Because pufferfish have very little junk DNA but are functional and successful organisms, it was suggested that the non-coding regions of the human genome might be ‘simply parasitic, selfish DNA elements that use the genome as a convenient host’.¹³ But this isn’t necessarily a logical projection. Just because something has no apparent function in a specific organism, it doesn’t mean it is irrelevant in all species. Because evolution is usually building from a relatively limited repertoire of components (remember the LEGO set), there is a tendency for features to be co-opted for new functions. So, junk DNA could easily have roles in other organisms, especially ones that are more complex.

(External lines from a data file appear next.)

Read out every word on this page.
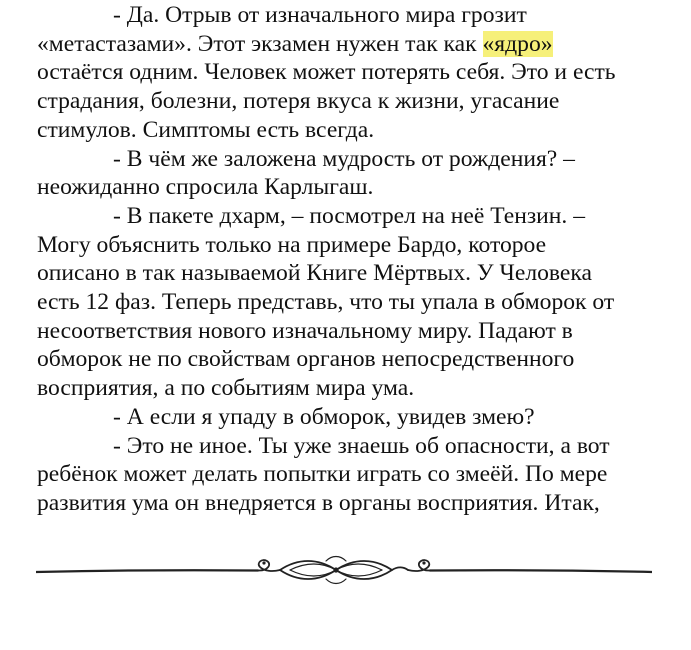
- Да. Отрыв от изначального мира грозит
«метастазами». Этот экзамен нужен так как «ядро»
остаётся одним. Человек может потерять себя. Это и есть
страдания, болезни, потеря вкуса к жизни, угасание
стимулов. Симптомы есть всегда.

- В чём же заложена мудрость от рождения? –
неожиданно спросила Карлыгаш.

- В пакете дхарм, – посмотрел на неё Тензин. –
Могу объяснить только на примере Бардо, которое
описано в так называемой Книге Мёртвых. У Человека
есть 12 фаз. Теперь представь, что ты упала в обморок от
несоответствия нового изначальному миру. Падают в
обморок не по свойствам органов непосредственного
восприятия, а по событиям мира ума.

- А если я упаду в обморок, увидев змею?

- Это не иное. Ты уже знаешь об опасности, а вот
ребёнок может делать попытки играть со змеёй. По мере
развития ума он внедряется в органы восприятия. Итак,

It is also worth bearing in mind that there is a functional cost for a cell in containing so much junk DNA. Humans all start life as one cell, formed when an egg fuses with a sperm. That single starting cell divides to form two cells. The two cells divide to form four, and the process continues. An adult human is composed of about 50–70 trillion cells. That’s a lot of cells to visualise, so try it this way. If each cell was a dollar bill, and we stacked 50 trillion dollar bills on top of each other, they would stretch from the Earth to the moon and halfway home again.

It takes about 46 cycles of cell division, at a minimum, to create that many cells. And every time a cell divides, it first has to copy all its DNA. If less than 2 per cent of the DNA is important, why would evolution maintain the other 98 per cent if it is simply functionless junk? As we have already acknowledged, the greatest evidence in favour of evolution of species lies in all those things we are stuck with because of our forebears (such as the appendix). But using huge amounts of resources to reproduce 49 ‘useless’ base pairs for every one that performs a function seems like taking redundancy a bit far.

But if the mutation causes a cell to survive better than its neighbours, that’s a step towards the development of potential cancer, and the consequences of that can be a very big deal indeed. For example, over 75,000 new cases of melanoma are diagnosed every year in the United States, and there are nearly 10,000 deaths per year from the condition.14 Excessive exposure to ultraviolet radiation is a major risk factor. In evolutionary terms, mutations would be even worse if they occurred in eggs or sperm, as they may be passed on to offspring.

If we think of our genome as constantly under assault, the insulation theory of junk DNA has definite attractions. If only one in 50 of our base pairs is important for protein sequence because the other 49 base pairs are simply junk, then there’s only a one in 50 chance that a damaging stimulus that hits a DNA molecule will actually strike an important region.

It’s also consistent with why the human genome contains so much junk DNA compared with the relatively tiny amounts present in less complex species such as the worm and yeast, as we saw in Figure 3.1. Worms and yeast have short life cycles, and can produce large numbers of offspring. The cost–benefit equation for them is different from that of a species such as humans, who take a long time to reproduce and only have small numbers of offspring. For worms and yeast there probably isn’t much point putting a large amount of effort into protecting the protein-coding genes so extensively. Even if a few of their offspring carry mutations that make them less fit for their environment, the majority will probably be OK. But if you get very few shots at passing your genetic material on to the next generation, protecting those important protein-coding genes makes good evolutionary sense.

Nature, as we have seen, is nothing if not adaptive, and so even though the insulation theory makes good sense, it raises another couple of questions. Is insulation the only role of junk DNA?; and where did all this insulating material come from in the first place?